Vaccination protects broilers from IBV despite exposure to moderate ammonia levels
Properly vaccinated commercial broilers are protected from an infectious bronchitis virus (IBV) challenge despite exposure to moderate ammonia levels, according to a study that surprised researchers.
Ammonia remains a persistent problem for the broiler industry because higher levels coincide with an increase in airsacculitis and condemnations, especially in winter when ventilation tends to be less than ideal, Emily Aston, DVM, of the University of Georgia, told Poultry Health Today.
Aston and colleagues sought to determine the impact of ammonia on the immune response to IBV vaccination. For their study, they administered an IBV Massachusetts-type vaccine to 1-day-old chicks. They placed the chicks in a climate-controlled room and exposed them to 30 to 60 parts per million of ammonia. Other birds in the study were not vaccinated and exposed to the same levels of ammonia, and some birds were vaccinated but were not exposed to ammonia.
At 28 days of age, birds in the study were challenged with IBV M41, a strain of the virus similar to the vaccine.
“IBV-vaccinated birds in both ammonia and no-ammonia groups were completely protected from challenge and showed significantly reduced viral load, clinical signs, no ciliostasis and no airsacculitis,” Aston reported at the International Poultry Scientific Forum.
Among the unvaccinated, challenged birds, 90% exposed to ammonia had airsacculitis compared to 40% to 50% of those that weren’t exposed to ammonia.
The results surprised the investigators because past research indicates that ammonia exposure would negatively affect the immune response to IBV vaccination and protection against challenge, Aston said.
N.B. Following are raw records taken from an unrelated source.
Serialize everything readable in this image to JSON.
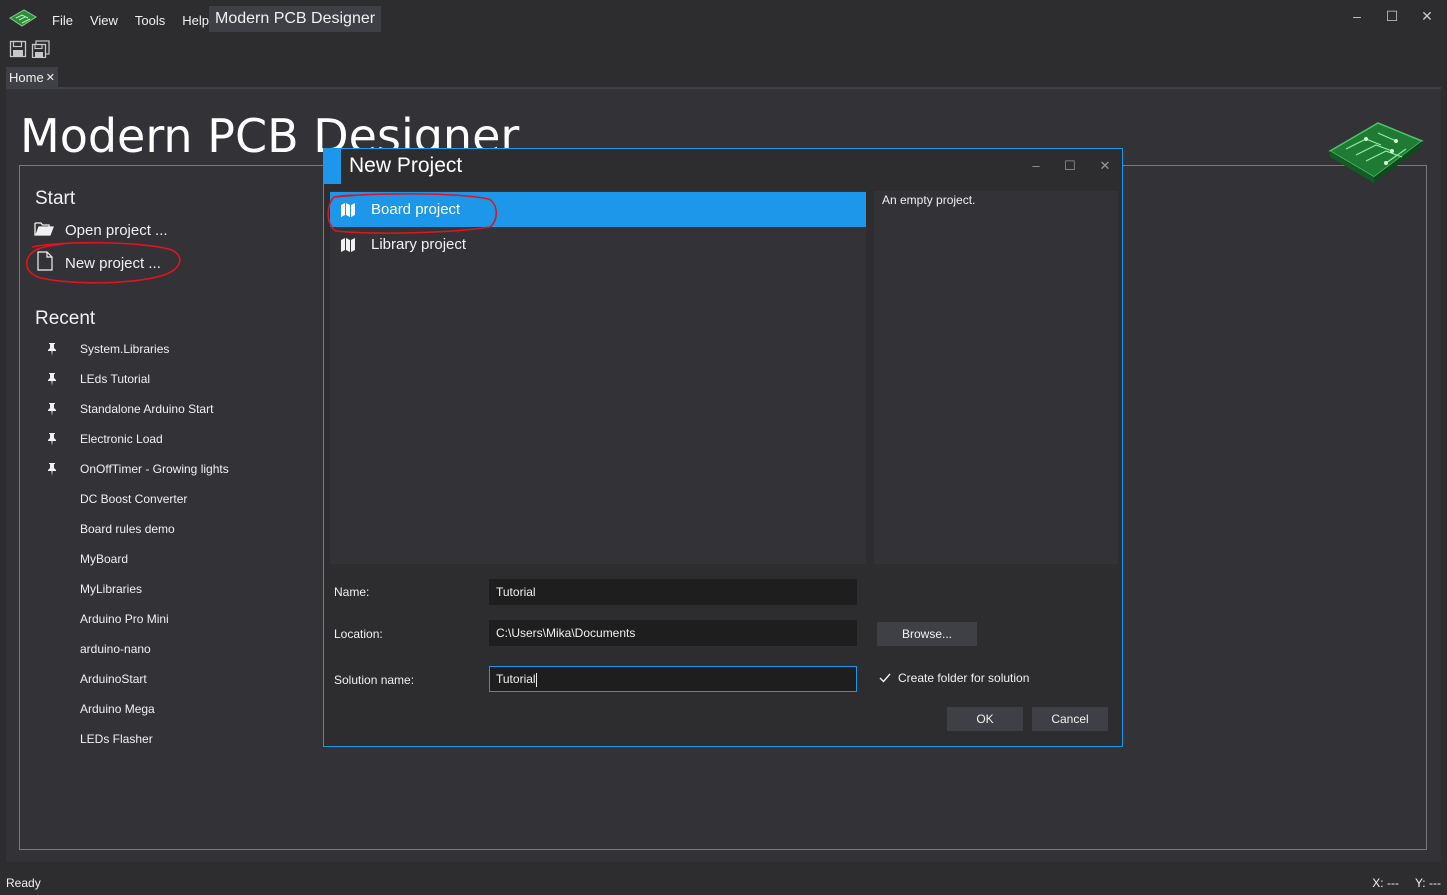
{
  "window": {
    "title": "Modern PCB Designer",
    "menu": [
      "File",
      "View",
      "Tools",
      "Help"
    ],
    "controls": {
      "minimize": "–",
      "maximize": "☐",
      "close": "✕"
    }
  },
  "toolbar": {
    "icons": [
      "save-icon",
      "save-all-icon"
    ]
  },
  "tabs": [
    {
      "label": "Home",
      "close": "✕"
    }
  ],
  "home": {
    "title": "Modern PCB Designer",
    "start": {
      "heading": "Start",
      "open_project": "Open project ...",
      "new_project": "New project ..."
    },
    "recent": {
      "heading": "Recent",
      "items": [
        {
          "label": "System.Libraries",
          "pinned": true
        },
        {
          "label": "LEds Tutorial",
          "pinned": true
        },
        {
          "label": "Standalone Arduino Start",
          "pinned": true
        },
        {
          "label": "Electronic Load",
          "pinned": true
        },
        {
          "label": "OnOffTimer - Growing lights",
          "pinned": true
        },
        {
          "label": "DC Boost Converter",
          "pinned": false
        },
        {
          "label": "Board rules demo",
          "pinned": false
        },
        {
          "label": "MyBoard",
          "pinned": false
        },
        {
          "label": "MyLibraries",
          "pinned": false
        },
        {
          "label": "Arduino Pro Mini",
          "pinned": false
        },
        {
          "label": "arduino-nano",
          "pinned": false
        },
        {
          "label": "ArduinoStart",
          "pinned": false
        },
        {
          "label": "Arduino Mega",
          "pinned": false
        },
        {
          "label": "LEDs Flasher",
          "pinned": false
        }
      ]
    }
  },
  "dialog": {
    "title": "New Project",
    "controls": {
      "minimize": "–",
      "maximize": "☐",
      "close": "✕"
    },
    "templates": [
      {
        "label": "Board project",
        "selected": true
      },
      {
        "label": "Library project",
        "selected": false
      }
    ],
    "description": "An empty project.",
    "fields": {
      "name_label": "Name:",
      "name_value": "Tutorial",
      "location_label": "Location:",
      "location_value": "C:\\Users\\Mika\\Documents",
      "solution_label": "Solution name:",
      "solution_value": "Tutorial"
    },
    "browse_label": "Browse...",
    "create_folder_label": "Create folder for solution",
    "create_folder_checked": true,
    "ok_label": "OK",
    "cancel_label": "Cancel"
  },
  "status": {
    "text": "Ready",
    "x_label": "X:",
    "x_value": "---",
    "y_label": "Y:",
    "y_value": "---"
  },
  "colors": {
    "accent": "#1c97ea",
    "background": "#2d2d30",
    "panel": "#333337",
    "annotation": "#e0141e"
  }
}
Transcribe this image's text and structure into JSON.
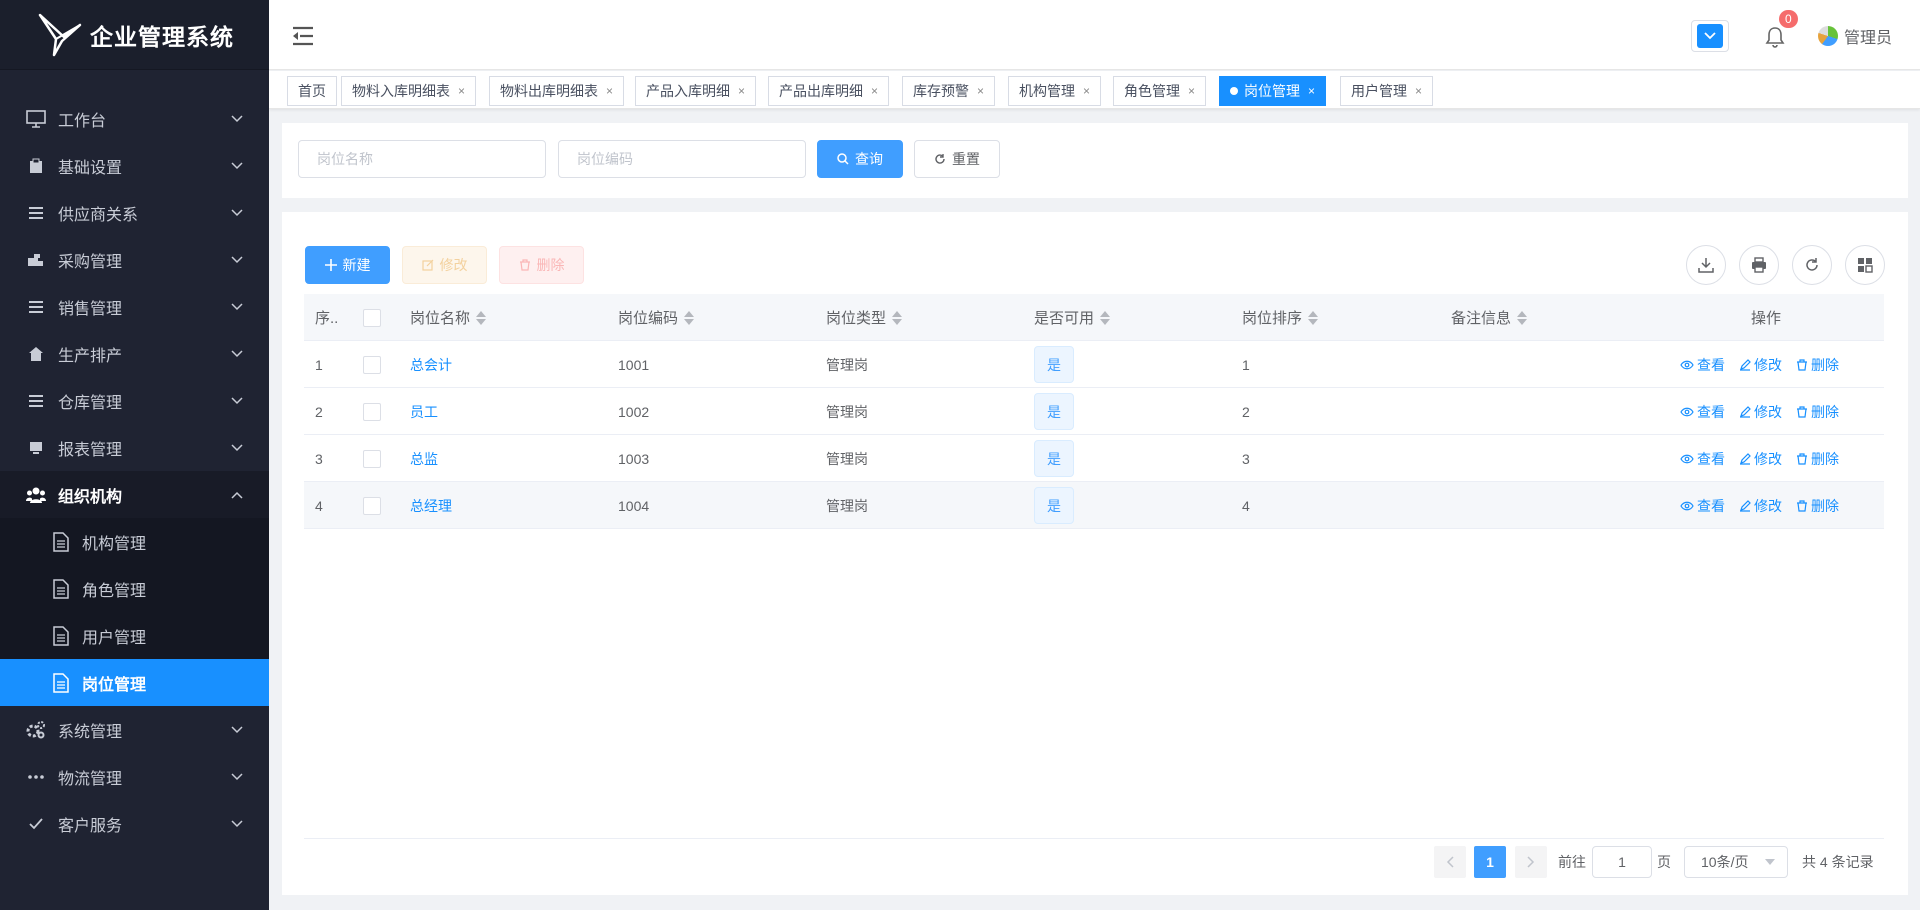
{
  "app": {
    "title": "企业管理系统"
  },
  "sidebar": {
    "items": [
      {
        "label": "工作台",
        "icon": "monitor-icon"
      },
      {
        "label": "基础设置",
        "icon": "clipboard-icon"
      },
      {
        "label": "供应商关系",
        "icon": "list-icon"
      },
      {
        "label": "采购管理",
        "icon": "truck-icon"
      },
      {
        "label": "销售管理",
        "icon": "list-icon"
      },
      {
        "label": "生产排产",
        "icon": "home-icon"
      },
      {
        "label": "仓库管理",
        "icon": "list-icon"
      },
      {
        "label": "报表管理",
        "icon": "screen-icon"
      },
      {
        "label": "组织机构",
        "icon": "users-icon"
      },
      {
        "label": "系统管理",
        "icon": "gears-icon"
      },
      {
        "label": "物流管理",
        "icon": "dots-icon"
      },
      {
        "label": "客户服务",
        "icon": "check-icon"
      }
    ],
    "sub_items": [
      {
        "label": "机构管理"
      },
      {
        "label": "角色管理"
      },
      {
        "label": "用户管理"
      },
      {
        "label": "岗位管理"
      }
    ]
  },
  "header": {
    "badge_count": "0",
    "user_name": "管理员",
    "accent": "#1890ff"
  },
  "tabs": [
    {
      "label": "首页"
    },
    {
      "label": "物料入库明细表"
    },
    {
      "label": "物料出库明细表"
    },
    {
      "label": "产品入库明细"
    },
    {
      "label": "产品出库明细"
    },
    {
      "label": "库存预警"
    },
    {
      "label": "机构管理"
    },
    {
      "label": "角色管理"
    },
    {
      "label": "岗位管理"
    },
    {
      "label": "用户管理"
    }
  ],
  "search": {
    "name_placeholder": "岗位名称",
    "code_placeholder": "岗位编码",
    "query_label": "查询",
    "reset_label": "重置"
  },
  "toolbar": {
    "new_label": "新建",
    "edit_label": "修改",
    "delete_label": "删除"
  },
  "table": {
    "headers": {
      "index": "序..",
      "name": "岗位名称",
      "code": "岗位编码",
      "type": "岗位类型",
      "enabled": "是否可用",
      "sort": "岗位排序",
      "remark": "备注信息",
      "ops": "操作"
    },
    "rows": [
      {
        "index": "1",
        "name": "总会计",
        "code": "1001",
        "type": "管理岗",
        "enabled": "是",
        "sort": "1",
        "remark": ""
      },
      {
        "index": "2",
        "name": "员工",
        "code": "1002",
        "type": "管理岗",
        "enabled": "是",
        "sort": "2",
        "remark": ""
      },
      {
        "index": "3",
        "name": "总监",
        "code": "1003",
        "type": "管理岗",
        "enabled": "是",
        "sort": "3",
        "remark": ""
      },
      {
        "index": "4",
        "name": "总经理",
        "code": "1004",
        "type": "管理岗",
        "enabled": "是",
        "sort": "4",
        "remark": ""
      }
    ],
    "ops": {
      "view": "查看",
      "edit": "修改",
      "delete": "删除"
    }
  },
  "pagination": {
    "current_page": "1",
    "goto_prefix": "前往",
    "goto_value": "1",
    "goto_suffix": "页",
    "page_size": "10条/页",
    "total": "共 4 条记录"
  }
}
Aston noted that although ammonia’s contribution to poor air quality remains one of the biggest issues confronting the poultry industry, other factors are involved such as humidity levels, temperature, dust and carbon dioxide.
Still unknown is whether exposure to higher ammonia levels, coupled with factors such as insufficient vaccination and environmental stressors, can increase the risk for respiratory disease, all questions Aston said she and colleagues plan to study in the future
Aston said ammonia levels also rise when the temperatures drop — usually at night — and spike during the winter months because of cooler temperatures.
Ventilation is key to fighting respiratory infection from ammonia. She noted that many producers worry about their gas bills and reduce ventilation, inadvertently triggering a rise in ammonia levels in the house.
Because ventilation controls humidity, it controls ammonia, she said. The benefits of increasing ventilation to reach acceptable ammonia levels far outweigh the costs of saving on energy bills, she said.
“So, even if you don’t…have an ammonia sensor — those are very expensive — you can measure relative humidity in the house and there are target ranges,” Aston said. “What we recommend is anywhere from 50% to 70% humidity in the house for baby chicks. And then, as they get older, the natural humidity will increase, and you want to make sure you don’t go above that 70%.”